Ethnic Representation of Students in the SFUSD

The harm done to children of color by Eurocentric school meal policies is compounded by the fact that they are much more likely to be on the receiving end of these policies. In the San Francisco Unified Public School District, Asian and Latino children make up the majority of the student body, while only 11% of the students are white. While cow’s milk presents health risks to all children, those to whom it is likely to cause the most damage are the very same children who are encouraged to drink it on a daily basis through school meals.

The National Institute of Health recommends serving water in school rather than cow’s milk, juice, soda or any other sugar-laden beverage. Seed the Commons fully backs this proposal and we believe it can be an effective first step in reforming school meals so that they set children up for a lifetime of health. As we teach children to drink water and get their calories from food, we should also introduce them to an abundant variety of plant-based sources of calcium and other essential nutrients. Ideally, healthy school meals would be connected with school gardens, the number of which has been growing in the Bay Area. Parents would be invited to share traditional recipes and introduce lesser known herbs and vegetables to school gardens or greenhouses, so as to preserve and tap into the wealth of culinary traditions and nutritional knowledge present in our diverse city.

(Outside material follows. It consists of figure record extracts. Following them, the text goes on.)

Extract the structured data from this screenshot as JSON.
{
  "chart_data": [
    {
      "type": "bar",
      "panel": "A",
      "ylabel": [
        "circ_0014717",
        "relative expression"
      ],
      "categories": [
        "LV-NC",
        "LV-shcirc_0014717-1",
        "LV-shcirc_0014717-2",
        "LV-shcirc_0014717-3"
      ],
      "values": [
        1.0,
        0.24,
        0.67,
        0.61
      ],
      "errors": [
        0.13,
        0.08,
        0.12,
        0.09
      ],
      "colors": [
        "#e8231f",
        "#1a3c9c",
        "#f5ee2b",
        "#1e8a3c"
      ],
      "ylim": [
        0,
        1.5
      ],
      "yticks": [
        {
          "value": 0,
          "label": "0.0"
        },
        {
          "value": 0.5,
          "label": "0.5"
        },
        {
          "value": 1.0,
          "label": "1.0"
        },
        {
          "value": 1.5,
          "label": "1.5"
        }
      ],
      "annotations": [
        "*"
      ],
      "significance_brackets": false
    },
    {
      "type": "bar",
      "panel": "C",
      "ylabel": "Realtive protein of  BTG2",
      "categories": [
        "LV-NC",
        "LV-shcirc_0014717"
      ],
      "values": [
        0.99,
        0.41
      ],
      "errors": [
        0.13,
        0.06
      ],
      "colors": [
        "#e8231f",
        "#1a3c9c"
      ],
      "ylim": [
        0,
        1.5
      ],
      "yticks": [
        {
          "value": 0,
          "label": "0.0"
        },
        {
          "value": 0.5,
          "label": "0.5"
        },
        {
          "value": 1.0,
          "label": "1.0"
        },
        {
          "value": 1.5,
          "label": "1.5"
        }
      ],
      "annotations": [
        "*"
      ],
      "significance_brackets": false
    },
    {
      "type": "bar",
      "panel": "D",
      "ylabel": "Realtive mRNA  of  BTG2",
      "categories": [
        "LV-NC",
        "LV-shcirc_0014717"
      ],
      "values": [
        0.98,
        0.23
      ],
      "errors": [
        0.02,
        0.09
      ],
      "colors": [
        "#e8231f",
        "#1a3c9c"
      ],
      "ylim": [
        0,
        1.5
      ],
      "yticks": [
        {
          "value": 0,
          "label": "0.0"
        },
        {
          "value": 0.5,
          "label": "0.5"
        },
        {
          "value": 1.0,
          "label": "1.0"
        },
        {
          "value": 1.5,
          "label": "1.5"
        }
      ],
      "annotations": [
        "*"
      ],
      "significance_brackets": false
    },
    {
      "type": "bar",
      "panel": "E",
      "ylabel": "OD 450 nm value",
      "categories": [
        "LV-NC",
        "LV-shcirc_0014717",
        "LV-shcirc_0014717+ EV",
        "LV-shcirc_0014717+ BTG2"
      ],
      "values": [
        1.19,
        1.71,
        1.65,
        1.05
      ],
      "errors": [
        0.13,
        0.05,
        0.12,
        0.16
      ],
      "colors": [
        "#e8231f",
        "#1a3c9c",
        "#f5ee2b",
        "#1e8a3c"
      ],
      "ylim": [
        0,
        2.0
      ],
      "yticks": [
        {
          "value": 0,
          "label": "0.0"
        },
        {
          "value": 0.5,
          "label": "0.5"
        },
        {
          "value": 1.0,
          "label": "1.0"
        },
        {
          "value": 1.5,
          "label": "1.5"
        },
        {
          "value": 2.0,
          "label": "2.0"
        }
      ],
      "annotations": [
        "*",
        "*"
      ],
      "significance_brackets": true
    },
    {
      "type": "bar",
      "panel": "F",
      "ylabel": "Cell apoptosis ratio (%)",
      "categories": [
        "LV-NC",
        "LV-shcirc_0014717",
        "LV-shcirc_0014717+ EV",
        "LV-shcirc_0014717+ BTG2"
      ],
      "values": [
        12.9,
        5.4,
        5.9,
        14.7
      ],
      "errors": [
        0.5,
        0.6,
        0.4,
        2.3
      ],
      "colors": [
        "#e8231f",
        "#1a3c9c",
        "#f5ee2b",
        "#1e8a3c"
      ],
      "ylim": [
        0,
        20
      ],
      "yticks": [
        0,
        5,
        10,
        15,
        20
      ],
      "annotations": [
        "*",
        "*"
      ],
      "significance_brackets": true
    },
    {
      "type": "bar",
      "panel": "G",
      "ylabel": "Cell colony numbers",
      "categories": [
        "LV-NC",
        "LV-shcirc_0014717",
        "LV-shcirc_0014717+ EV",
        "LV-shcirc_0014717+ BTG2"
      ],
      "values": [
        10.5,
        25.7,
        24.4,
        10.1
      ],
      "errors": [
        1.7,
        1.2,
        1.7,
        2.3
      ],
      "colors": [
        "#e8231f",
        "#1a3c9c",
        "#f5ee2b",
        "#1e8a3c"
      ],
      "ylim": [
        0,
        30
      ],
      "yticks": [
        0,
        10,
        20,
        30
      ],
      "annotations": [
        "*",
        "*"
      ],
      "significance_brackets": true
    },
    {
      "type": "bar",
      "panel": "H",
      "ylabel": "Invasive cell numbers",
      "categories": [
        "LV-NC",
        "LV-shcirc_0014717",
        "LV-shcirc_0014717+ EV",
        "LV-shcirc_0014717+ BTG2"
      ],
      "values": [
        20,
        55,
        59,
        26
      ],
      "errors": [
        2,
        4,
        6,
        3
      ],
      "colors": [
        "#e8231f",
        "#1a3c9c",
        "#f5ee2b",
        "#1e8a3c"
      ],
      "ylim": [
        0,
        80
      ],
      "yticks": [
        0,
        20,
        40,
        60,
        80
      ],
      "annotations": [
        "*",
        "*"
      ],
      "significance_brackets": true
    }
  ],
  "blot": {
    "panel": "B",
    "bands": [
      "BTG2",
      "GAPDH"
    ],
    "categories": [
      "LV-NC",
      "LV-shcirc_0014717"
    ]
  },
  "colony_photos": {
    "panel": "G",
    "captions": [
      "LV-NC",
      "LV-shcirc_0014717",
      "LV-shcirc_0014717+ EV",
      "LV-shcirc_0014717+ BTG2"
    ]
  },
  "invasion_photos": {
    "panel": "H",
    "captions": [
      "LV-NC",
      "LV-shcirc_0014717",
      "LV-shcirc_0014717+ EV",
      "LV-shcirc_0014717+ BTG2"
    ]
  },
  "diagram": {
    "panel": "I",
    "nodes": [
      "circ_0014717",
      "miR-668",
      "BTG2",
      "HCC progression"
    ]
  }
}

So, let’s get to work! Today, March 9, is International School Meals Day. Let’s seize this opportunity to state loud and clear that the purpose of school lunches is to provide all children with healthy food. Let’s state that school meal policies will be guided by the best interests of children, not private interests nor Eurocentrism. Let’s remove milk from public school meals.

There’s just one problem: federal requirements connect school meal funding with milk distribution. While kids may still opt-out with a doctor’s note, the normal milk is only replaced by lactose-free milk instead of healthier sources of calcium. The result is the reinforcement of milk as an essential source of nutrition, erasing other food cultures and setting up children for future health problems. This is an unfair and biased requirement that serves the interests of the dairy industry to the detriment of our city’s children.

Through forward-thinking policies like the recently passed Soda and Sugary Beverage Tax and the Good Food Purchasing Policy, San Francisco has shown itself to be progressive when it comes to our children’s diet. Removing milk from our children’s school meals is just as important and we believe San Francisco can once again lead the way. That is why Seed the Commons will begin advocating for the well-being of San Francisco’s children and urge the Board of Education to pass a resolution to remove milk from our children’s school meals.



  1. Encouraging Consumption of Water in School and Child Care Settings: Access, Challenges, and Strategies for Improvement.
  2. Frequently Asked Questions in Pediatric Practice — Lactose Intolerance in Diarrhea.